This repo is a wrapper of the pdf-craft project of the same name.
PDF craft can convert PDF files into various other formats. This project will focus on processing PDF files of scanned books. The project has just started. If you encounter any problems or have any suggestions, please submit issues.
This project can read PDF pages one by one, and use DocLayout-YOLO mixed with an algorithm I wrote to extract the text from the book pages and filter out elements such as headers, footers, footnotes, and page numbers. In the process of crossing pages, the algorithm will be used to properly handle the problem of the connection between the previous and next pages, and finally generate semantically coherent text. The book pages will use OnnxOCR for text recognition. And use layoutreader to determine the reading order that conforms to human habits.

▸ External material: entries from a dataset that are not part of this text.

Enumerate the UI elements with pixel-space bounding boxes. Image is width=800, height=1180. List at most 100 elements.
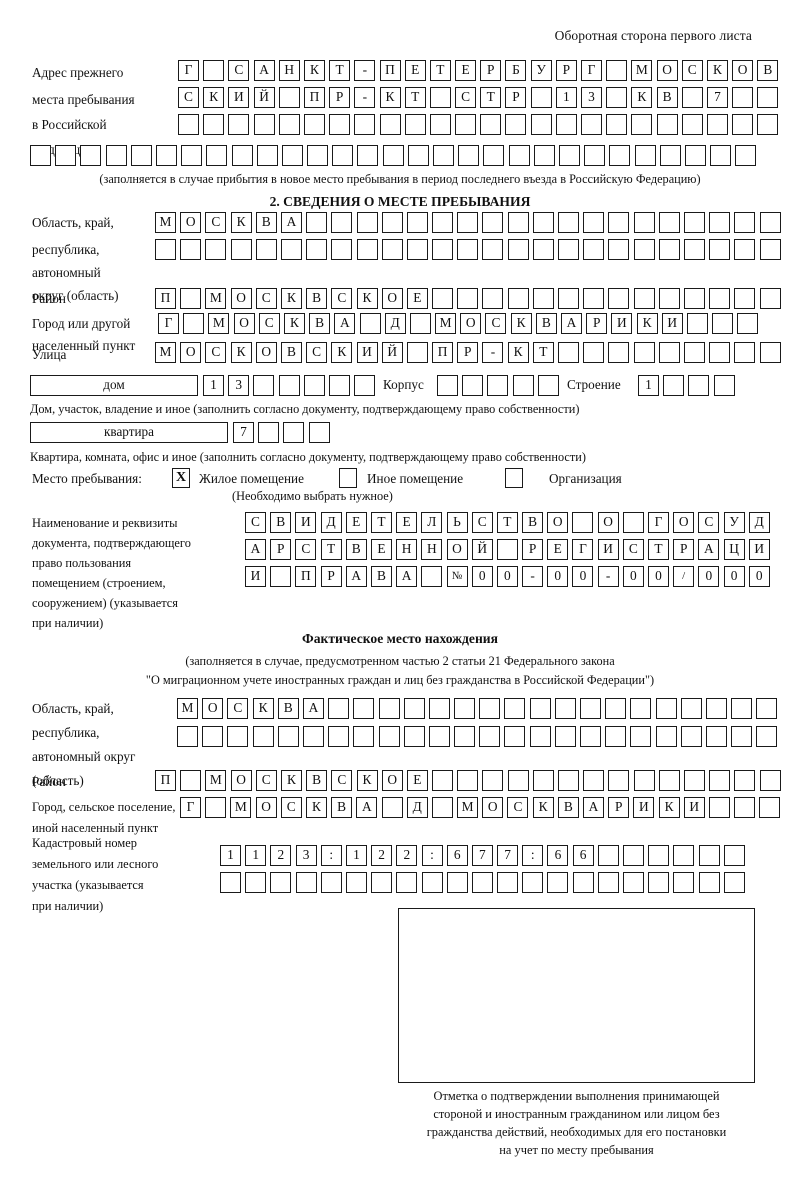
confirmation-stamp-box[interactable]: [398, 908, 755, 1083]
form-cell[interactable]: [623, 845, 644, 866]
form-cell[interactable]: 3: [295, 845, 317, 866]
form-cell[interactable]: [228, 114, 250, 135]
form-cell[interactable]: Т: [496, 512, 518, 533]
form-cell[interactable]: [606, 60, 628, 81]
form-cell[interactable]: [583, 212, 605, 233]
form-cell[interactable]: Г: [648, 512, 669, 533]
form-cell[interactable]: [686, 313, 708, 334]
form-cell[interactable]: [706, 114, 728, 135]
form-cell[interactable]: [203, 114, 225, 135]
form-cell[interactable]: Т: [320, 539, 342, 560]
form-cell[interactable]: [180, 239, 202, 260]
form-cell[interactable]: -: [482, 342, 504, 363]
form-cell[interactable]: [429, 114, 451, 135]
form-cell[interactable]: [683, 770, 705, 791]
form-cell[interactable]: С: [295, 539, 317, 560]
form-cell[interactable]: В: [306, 770, 328, 791]
form-cell[interactable]: [328, 698, 350, 719]
form-cell[interactable]: [307, 145, 329, 166]
form-cell[interactable]: [497, 872, 519, 893]
form-cell[interactable]: [80, 145, 102, 166]
form-cell[interactable]: [403, 698, 425, 719]
form-cell[interactable]: [648, 872, 670, 893]
form-cell[interactable]: С: [306, 342, 328, 363]
form-cell[interactable]: [306, 212, 328, 233]
form-cell[interactable]: [608, 342, 630, 363]
form-cell[interactable]: [712, 313, 734, 334]
form-cell[interactable]: Ь: [446, 512, 468, 533]
form-cell[interactable]: О: [255, 342, 277, 363]
form-cell[interactable]: 1: [203, 375, 224, 396]
form-cell[interactable]: [507, 239, 529, 260]
form-cell[interactable]: А: [245, 539, 266, 560]
form-cell[interactable]: [609, 145, 631, 166]
form-cell[interactable]: [683, 288, 705, 309]
form-cell[interactable]: [245, 872, 267, 893]
form-cell[interactable]: [331, 239, 353, 260]
form-cell[interactable]: Т: [404, 87, 426, 108]
form-cell[interactable]: [655, 726, 677, 747]
form-cell[interactable]: [684, 145, 706, 166]
form-cell[interactable]: [710, 145, 732, 166]
form-cell[interactable]: [734, 770, 756, 791]
form-cell[interactable]: :: [320, 845, 342, 866]
form-cell[interactable]: О: [180, 212, 202, 233]
form-cell[interactable]: [530, 114, 552, 135]
form-cell[interactable]: 0: [471, 566, 493, 587]
form-cell[interactable]: [283, 422, 305, 443]
form-cell[interactable]: К: [305, 797, 327, 818]
form-cell[interactable]: 2: [396, 845, 418, 866]
form-cell[interactable]: К: [203, 87, 225, 108]
form-cell[interactable]: [455, 114, 477, 135]
form-cell[interactable]: [181, 145, 203, 166]
form-cell[interactable]: М: [205, 770, 227, 791]
form-cell[interactable]: [655, 698, 677, 719]
form-cell[interactable]: 0: [572, 566, 594, 587]
form-cell[interactable]: [504, 726, 526, 747]
form-cell[interactable]: С: [507, 797, 529, 818]
form-cell[interactable]: [581, 114, 602, 135]
form-cell[interactable]: С: [622, 539, 644, 560]
form-cell[interactable]: 1: [220, 845, 241, 866]
form-cell[interactable]: 2: [270, 845, 292, 866]
form-cell[interactable]: [558, 145, 580, 166]
form-cell[interactable]: [482, 770, 504, 791]
form-cell[interactable]: В: [522, 512, 544, 533]
form-cell[interactable]: [227, 726, 249, 747]
form-cell[interactable]: [471, 872, 493, 893]
form-cell[interactable]: О: [547, 512, 569, 533]
form-cell[interactable]: К: [280, 288, 302, 309]
form-cell[interactable]: [378, 726, 400, 747]
form-cell[interactable]: [757, 114, 779, 135]
form-cell[interactable]: О: [255, 797, 277, 818]
form-cell[interactable]: С: [280, 797, 302, 818]
form-cell[interactable]: [633, 239, 655, 260]
form-cell[interactable]: 2: [371, 845, 393, 866]
form-cell[interactable]: Т: [429, 60, 451, 81]
form-cell[interactable]: О: [230, 770, 252, 791]
form-cell[interactable]: [505, 114, 527, 135]
form-cell[interactable]: С: [698, 512, 720, 533]
form-cell[interactable]: [381, 239, 403, 260]
form-cell[interactable]: [608, 239, 630, 260]
form-cell[interactable]: Р: [522, 539, 544, 560]
form-cell[interactable]: [155, 239, 176, 260]
form-cell[interactable]: [356, 239, 378, 260]
form-cell[interactable]: [428, 698, 450, 719]
form-cell[interactable]: К: [631, 87, 653, 108]
form-cell[interactable]: [230, 239, 252, 260]
form-cell[interactable]: С: [681, 60, 703, 81]
form-cell[interactable]: [673, 872, 695, 893]
form-cell[interactable]: С: [331, 770, 353, 791]
form-cell[interactable]: [205, 239, 227, 260]
form-cell[interactable]: М: [155, 342, 176, 363]
form-cell[interactable]: [583, 288, 605, 309]
form-cell[interactable]: [308, 422, 330, 443]
form-cell[interactable]: [597, 872, 619, 893]
form-cell[interactable]: К: [331, 342, 353, 363]
form-cell[interactable]: О: [230, 288, 252, 309]
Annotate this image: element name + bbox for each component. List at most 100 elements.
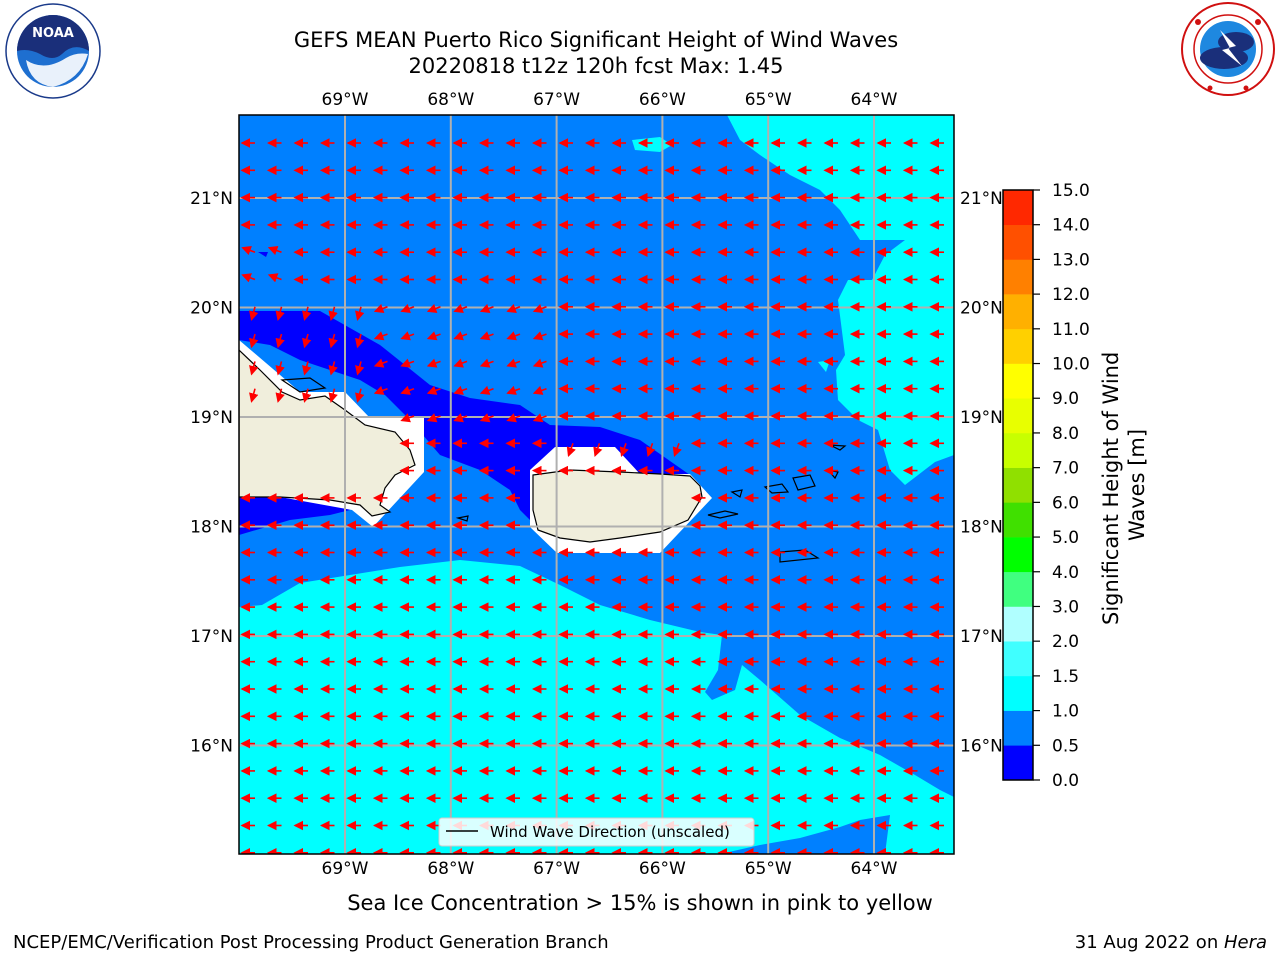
footer-date: 31 Aug 2022 on Hera: [1075, 932, 1267, 953]
wave-arrow: [453, 303, 468, 314]
colorbar-segment: [1003, 467, 1033, 503]
wave-arrow: [426, 303, 441, 314]
colorbar-segment: [1003, 294, 1033, 330]
colorbar-tick-label: 1.0: [1052, 702, 1079, 722]
wave-arrow: [566, 443, 576, 458]
wave-arrow: [373, 358, 388, 368]
wave-arrow: [672, 443, 682, 458]
lon-label-top: 65°W: [745, 90, 792, 110]
wave-arrow: [426, 358, 441, 368]
wave-arrow: [302, 333, 312, 349]
wave-arrow: [302, 388, 312, 403]
wave-arrow: [506, 331, 521, 341]
footer-credit: NCEP/EMC/Verification Post Processing Pr…: [13, 932, 609, 953]
lon-label-bottom: 66°W: [639, 859, 686, 879]
colorbar-tick-label: 14.0: [1052, 216, 1090, 236]
lat-label-left: 20°N: [190, 299, 233, 319]
wave-arrow: [275, 361, 285, 376]
wave-arrow: [479, 413, 494, 423]
wave-arrow: [506, 385, 521, 395]
wave-arrow: [453, 385, 468, 395]
lat-label-left: 21°N: [190, 189, 233, 209]
wave-arrow: [400, 303, 415, 314]
wave-arrow: [241, 245, 256, 256]
colorbar-segment: [1003, 745, 1033, 781]
colorbar-tick-label: 8.0: [1052, 424, 1079, 444]
colorbar-label-line2: Waves [m]: [1125, 429, 1149, 541]
lon-label-top: 68°W: [427, 90, 474, 110]
band-1.0-1.5-south: [239, 560, 954, 854]
lon-label-top: 67°W: [533, 90, 580, 110]
wave-arrow: [249, 333, 259, 349]
wave-arrow: [249, 361, 259, 376]
wave-arrow: [355, 388, 365, 403]
colorbar-tick-label: 13.0: [1052, 250, 1090, 270]
wave-arrow: [355, 306, 365, 321]
footer-host: Hera: [1223, 932, 1267, 953]
wave-arrow: [400, 358, 415, 368]
land-islets: [280, 377, 847, 563]
wave-arrow: [275, 333, 285, 349]
colorbar-tick-label: 6.0: [1052, 493, 1079, 513]
wave-arrow: [453, 358, 468, 368]
band-0.0-0.5-speck: [258, 252, 268, 257]
colorbar-tick-label: 1.5: [1052, 667, 1079, 687]
wave-arrow: [328, 388, 338, 403]
colorbar-label-line1: Significant Height of Wind: [1099, 352, 1123, 625]
wave-arrow: [619, 443, 629, 458]
wave-arrow: [532, 385, 547, 395]
lon-label-top: 69°W: [322, 90, 369, 110]
wave-arrow: [426, 385, 441, 395]
lon-label-top: 64°W: [851, 90, 898, 110]
axis-labels: 69°W 69°W 68°W 68°W 67°W 67°W 66°W 66°W 65°W 65°W…: [190, 90, 1003, 879]
wave-arrow: [373, 303, 388, 314]
noaa-logo-text: NOAA: [32, 26, 74, 41]
colorbar-segment: [1003, 224, 1033, 260]
lat-label-right: 21°N: [960, 189, 1003, 209]
lat-label-right: 16°N: [960, 737, 1003, 757]
wave-arrow: [267, 273, 282, 283]
wave-arrow: [302, 306, 312, 321]
lat-label-left: 17°N: [190, 627, 233, 647]
colorbar-segment: [1003, 502, 1033, 538]
colorbar-tick-label: 10.0: [1052, 355, 1090, 375]
colorbar-tick-label: 9.0: [1052, 389, 1079, 409]
land-puerto-rico: [532, 469, 703, 543]
lon-label-bottom: 64°W: [851, 859, 898, 879]
wave-arrow: [400, 413, 415, 423]
wave-arrow: [479, 303, 494, 314]
lat-label-right: 19°N: [960, 408, 1003, 428]
wave-arrow: [373, 385, 388, 395]
wave-arrow: [400, 331, 415, 341]
nws-logo-icon: [1181, 2, 1275, 96]
wave-arrow: [426, 331, 441, 341]
wave-arrow: [453, 331, 468, 341]
wave-arrow: [453, 413, 468, 423]
wave-arrow: [593, 443, 603, 458]
chart-title-line2: 20220818 t12z 120h fcst Max: 1.45: [408, 54, 784, 78]
wave-arrow: [506, 303, 521, 314]
map-frame: [238, 114, 955, 855]
lon-label-bottom: 68°W: [427, 859, 474, 879]
colorbar-segment: [1003, 675, 1033, 711]
lat-label-right: 20°N: [960, 299, 1003, 319]
sea-ice-caption: Sea Ice Concentration > 15% is shown in …: [347, 891, 933, 915]
wave-arrow: [479, 331, 494, 341]
colorbar-segment: [1003, 328, 1033, 364]
lat-label-left: 19°N: [190, 408, 233, 428]
colorbar-tick-label: 11.0: [1052, 320, 1090, 340]
lon-label-bottom: 69°W: [322, 859, 369, 879]
lon-label-bottom: 67°W: [533, 859, 580, 879]
map-legend: Wind Wave Direction (unscaled): [438, 817, 755, 847]
colorbar-tick-label: 12.0: [1052, 285, 1090, 305]
wave-arrow: [426, 413, 441, 423]
wave-arrow: [373, 331, 388, 341]
colorbar-segment: [1003, 190, 1033, 226]
wave-arrow: [267, 245, 282, 256]
colorbar-tick-label: 0.5: [1052, 736, 1079, 756]
lat-label-right: 17°N: [960, 627, 1003, 647]
legend-label: Wind Wave Direction (unscaled): [490, 823, 730, 841]
wave-arrow: [355, 361, 365, 376]
wave-arrow: [479, 358, 494, 368]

With only these AI models that can be executed locally (using local graphics devices to accelerate), PDF files can be converted to Markdown format. This is suitable for papers or small books.
However, if you want to parse books (generally more than 100 pages), it is recommended to convert them to EPUB format files. During the conversion process, this library will pass the data recognized by the local OCR to LLM, and build the structure of the book through specific information (such as the table of contents), and finally generate an EPUB file with a table of contents and chapters. During this parsing and construction process, the annotations and citations information of each page will be read through LLM, and then presented in the new format in the EPUB file. In addition, LLM can correct OCR errors to a certain extent. This step cannot be performed entirely locally. You need to configure the LLM service. It is recommended to use DeepSeek. The prompt of this library is based on V3 model testing.